Honorable Mention: Henri Richard, Montreal Canadiens (1955-1975)

Accolades: 11 Stanley Cups, 1 Bill Masterton Trophy (Perseverance), 1x First Team All-Star, 3x Second Team All-Star

The younger of the Richard brothers, Henri has won more Stanley Cups than any other player in NHL history. He may not be on the same level as some of the players on this list, but he certainly made an impact on the Montreal dynasty teams. He finished in the top 10 in assists and points in seven of his 20 seasons with the Canadiens.

No. 10: Stan Mikita, Chicago Blackhawks (1958-1980)

Accolades: 1 Stanley Cup, 4 Art Ross Trophies (Top Point Scorer), 2 Hart Trophies (NHL MVP), 2 Lady Byng Trophies (Sportsmanship), 6x First Team All-Star, 2x Second Team All-Star, 1983 Hall of Fame Inductee

Stan Mikita played 22 seasons with the Blackhawks organization, led the NHL in points four times, and was named MVP twice. His number 21 jersey was the first number to be retired by the franchise, and he and teammate Bobby Hull currently have statues standing outside the United Centre, the Hawks’ arena.

No. 9: Denis Potvin, New York Islanders (1973-1988)

Accolades: 4 Stanley Cups, 3 Norris Trophies (Top Defensemen), 1974 Rookie of the Year, 5x First Team All-Star, 2x Second Team All-Star, 1991 Hall of Fame Inductee

Considered the savior of the Islanders, Potvin was widely regarded as the NHL’s top defenseman once Bobby Orr retired in the late ‘70s. In the eight seasons that Potvin was captain, the Islanders never failed to make the postseason, made the Finals five times, and won four consecutive Stanley Cups. Upon retirement, he was the NHL’s all-time leader in points by a defenseman.

No. 8: Joe Sakic, Colorado Avalanche (1992-2008)

Accolades: 2 Stanley Cups, 1 Hart Trophy (NHL MVP), 1996 Conn Smythe Trophy (Playoff MVP), 1 Lady Byng Trophy (Sportsmanship), 1 Ted Lindsay Award (Most Outstanding Player), 3x First Team All-Star

The greatest player in Avalanche history led the team to two Stanley Cups in the late ‘90s and early ‘00s. Joe Sakic’s numbers stand for themselves. He currently ranks in the top 15 in NHL history in career goals, assists, power play goals, points per game, assists per game, and shots. He also ranks ninth all-time in career points with 1,641.

No. 7: Alex Delvecchio, Detroit Red Wings (1950-1974)

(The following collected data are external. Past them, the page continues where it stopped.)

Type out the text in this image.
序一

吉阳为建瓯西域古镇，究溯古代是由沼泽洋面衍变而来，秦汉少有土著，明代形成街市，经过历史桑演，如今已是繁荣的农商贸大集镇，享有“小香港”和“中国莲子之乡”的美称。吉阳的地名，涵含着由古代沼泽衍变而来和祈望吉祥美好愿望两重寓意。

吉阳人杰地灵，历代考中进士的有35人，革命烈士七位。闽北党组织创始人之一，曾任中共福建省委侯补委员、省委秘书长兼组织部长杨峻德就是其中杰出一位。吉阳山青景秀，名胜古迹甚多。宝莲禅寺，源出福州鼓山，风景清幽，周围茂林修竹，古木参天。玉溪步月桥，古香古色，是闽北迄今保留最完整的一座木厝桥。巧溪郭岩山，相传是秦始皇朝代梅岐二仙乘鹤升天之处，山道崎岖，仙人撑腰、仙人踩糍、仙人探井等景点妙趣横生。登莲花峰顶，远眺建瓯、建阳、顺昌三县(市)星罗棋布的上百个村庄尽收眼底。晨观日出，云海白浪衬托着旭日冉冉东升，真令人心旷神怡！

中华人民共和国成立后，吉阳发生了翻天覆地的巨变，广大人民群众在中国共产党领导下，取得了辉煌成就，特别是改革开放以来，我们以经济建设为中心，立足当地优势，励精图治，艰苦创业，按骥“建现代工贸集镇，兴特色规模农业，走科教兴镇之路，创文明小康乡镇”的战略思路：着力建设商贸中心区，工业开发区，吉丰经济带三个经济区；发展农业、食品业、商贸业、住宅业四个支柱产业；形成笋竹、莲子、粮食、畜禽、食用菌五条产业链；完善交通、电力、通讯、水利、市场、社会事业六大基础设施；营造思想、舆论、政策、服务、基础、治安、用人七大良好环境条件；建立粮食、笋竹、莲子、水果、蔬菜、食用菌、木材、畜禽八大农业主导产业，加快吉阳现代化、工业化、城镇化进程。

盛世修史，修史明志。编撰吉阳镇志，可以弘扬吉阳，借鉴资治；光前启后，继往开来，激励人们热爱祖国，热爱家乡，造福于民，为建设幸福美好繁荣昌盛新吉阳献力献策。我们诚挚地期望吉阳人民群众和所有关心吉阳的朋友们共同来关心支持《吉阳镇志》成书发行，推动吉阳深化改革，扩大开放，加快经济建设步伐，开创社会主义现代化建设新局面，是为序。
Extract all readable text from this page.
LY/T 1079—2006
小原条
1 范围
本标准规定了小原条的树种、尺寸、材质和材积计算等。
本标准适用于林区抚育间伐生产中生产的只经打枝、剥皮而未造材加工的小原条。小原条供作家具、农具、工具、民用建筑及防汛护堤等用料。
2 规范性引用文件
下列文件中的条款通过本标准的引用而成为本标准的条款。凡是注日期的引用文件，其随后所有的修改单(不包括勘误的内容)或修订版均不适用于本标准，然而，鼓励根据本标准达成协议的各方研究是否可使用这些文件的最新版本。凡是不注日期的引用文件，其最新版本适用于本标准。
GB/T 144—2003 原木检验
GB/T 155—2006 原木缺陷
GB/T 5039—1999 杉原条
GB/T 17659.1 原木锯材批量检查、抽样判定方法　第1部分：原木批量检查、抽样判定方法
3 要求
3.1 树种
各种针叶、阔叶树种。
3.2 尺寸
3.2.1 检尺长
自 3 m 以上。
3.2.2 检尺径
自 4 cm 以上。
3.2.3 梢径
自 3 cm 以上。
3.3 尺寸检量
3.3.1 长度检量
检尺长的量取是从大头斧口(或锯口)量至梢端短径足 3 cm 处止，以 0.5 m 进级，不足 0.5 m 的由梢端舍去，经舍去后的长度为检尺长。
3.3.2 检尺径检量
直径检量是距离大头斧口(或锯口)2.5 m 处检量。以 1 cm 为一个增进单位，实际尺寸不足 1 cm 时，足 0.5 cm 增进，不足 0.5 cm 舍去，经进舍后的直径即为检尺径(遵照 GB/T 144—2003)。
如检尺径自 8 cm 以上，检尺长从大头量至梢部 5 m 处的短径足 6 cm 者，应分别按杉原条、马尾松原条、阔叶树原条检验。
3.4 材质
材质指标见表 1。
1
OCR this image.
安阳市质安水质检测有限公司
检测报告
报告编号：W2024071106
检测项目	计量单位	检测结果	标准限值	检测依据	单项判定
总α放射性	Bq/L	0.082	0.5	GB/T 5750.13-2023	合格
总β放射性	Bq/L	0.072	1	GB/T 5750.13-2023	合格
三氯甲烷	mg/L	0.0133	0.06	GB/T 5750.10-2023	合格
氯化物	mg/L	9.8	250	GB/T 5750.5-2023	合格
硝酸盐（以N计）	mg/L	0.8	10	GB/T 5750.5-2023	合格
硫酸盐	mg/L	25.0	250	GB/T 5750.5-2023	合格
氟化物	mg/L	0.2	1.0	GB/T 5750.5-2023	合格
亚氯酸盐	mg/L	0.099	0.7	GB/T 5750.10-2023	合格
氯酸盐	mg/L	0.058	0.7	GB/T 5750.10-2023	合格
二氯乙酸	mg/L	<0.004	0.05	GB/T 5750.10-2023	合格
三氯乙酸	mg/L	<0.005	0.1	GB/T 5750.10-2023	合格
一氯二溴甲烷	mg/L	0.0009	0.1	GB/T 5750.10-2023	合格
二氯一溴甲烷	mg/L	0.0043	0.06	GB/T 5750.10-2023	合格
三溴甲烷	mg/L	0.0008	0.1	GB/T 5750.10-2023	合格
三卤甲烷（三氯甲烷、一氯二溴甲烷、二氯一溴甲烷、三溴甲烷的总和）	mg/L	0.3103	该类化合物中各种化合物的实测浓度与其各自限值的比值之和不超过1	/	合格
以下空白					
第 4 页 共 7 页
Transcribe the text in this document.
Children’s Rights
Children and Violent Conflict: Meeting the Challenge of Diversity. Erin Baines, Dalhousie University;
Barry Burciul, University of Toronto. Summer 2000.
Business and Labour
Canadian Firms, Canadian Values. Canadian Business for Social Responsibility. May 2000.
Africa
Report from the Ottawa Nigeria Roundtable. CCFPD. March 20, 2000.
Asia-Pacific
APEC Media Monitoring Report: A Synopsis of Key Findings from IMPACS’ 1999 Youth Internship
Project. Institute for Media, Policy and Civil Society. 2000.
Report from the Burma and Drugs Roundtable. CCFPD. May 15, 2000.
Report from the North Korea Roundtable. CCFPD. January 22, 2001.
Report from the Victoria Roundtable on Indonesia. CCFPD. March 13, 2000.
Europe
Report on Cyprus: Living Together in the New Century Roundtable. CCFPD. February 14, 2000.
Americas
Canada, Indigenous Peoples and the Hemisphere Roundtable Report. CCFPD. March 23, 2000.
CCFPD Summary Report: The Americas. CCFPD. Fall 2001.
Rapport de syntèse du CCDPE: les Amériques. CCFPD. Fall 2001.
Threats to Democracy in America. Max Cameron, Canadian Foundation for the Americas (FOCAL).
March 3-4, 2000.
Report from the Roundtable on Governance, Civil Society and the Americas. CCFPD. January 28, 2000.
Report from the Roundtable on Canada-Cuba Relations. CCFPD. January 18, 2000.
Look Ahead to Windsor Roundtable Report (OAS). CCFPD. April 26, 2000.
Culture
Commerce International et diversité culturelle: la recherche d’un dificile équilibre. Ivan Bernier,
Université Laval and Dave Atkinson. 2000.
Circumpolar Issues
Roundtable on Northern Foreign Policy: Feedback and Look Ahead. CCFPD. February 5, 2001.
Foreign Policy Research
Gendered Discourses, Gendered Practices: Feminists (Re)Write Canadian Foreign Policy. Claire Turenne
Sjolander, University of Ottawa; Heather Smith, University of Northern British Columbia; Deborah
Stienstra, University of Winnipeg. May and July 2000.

Accolades: 3 Stanley Cups, 2 Lady Byng Trophies (Sportsmanship), 2x Second Team All-Star, 1977 Hall of Fame Inductee

Until 2012, Delvecchio held the record for most regular season games played for one franchise in NHL history with 1,549. He finished first in games played eight times and second four times. Although he took a back seat to star teammates Gordie Howe and Ted Lindsay, Delvecchio was the captain of the Red Wings.

No. 6: Mike Bossy, New York Islanders (1977-1987)

Accolades: 4 Stanley Cups, 1978 Rookie of the Year, 1982 Conn Smythe Trophy (Playoff MVP), 3 Lady Byng Trophies (Sportsmanship), 5x First Team All-Star, 3x Second Team All-Star, 1991 Hall of Fame Inductee

Simply put, Mike Bossy was a scoring machine. Sadly, he was forced to retire at the age of 30 due to back problems, but when he was on the ice, he was dominant. He finished in the top 10 in scoring eight of his ten career seasons, including seven 100-point seasons. He became the first player to reach 50 goals in 50 games and still holds the highest goals per game average in NHL history. He is the third fastest player to reach 500 career goals and ranks third all-time in career hat tricks with 39.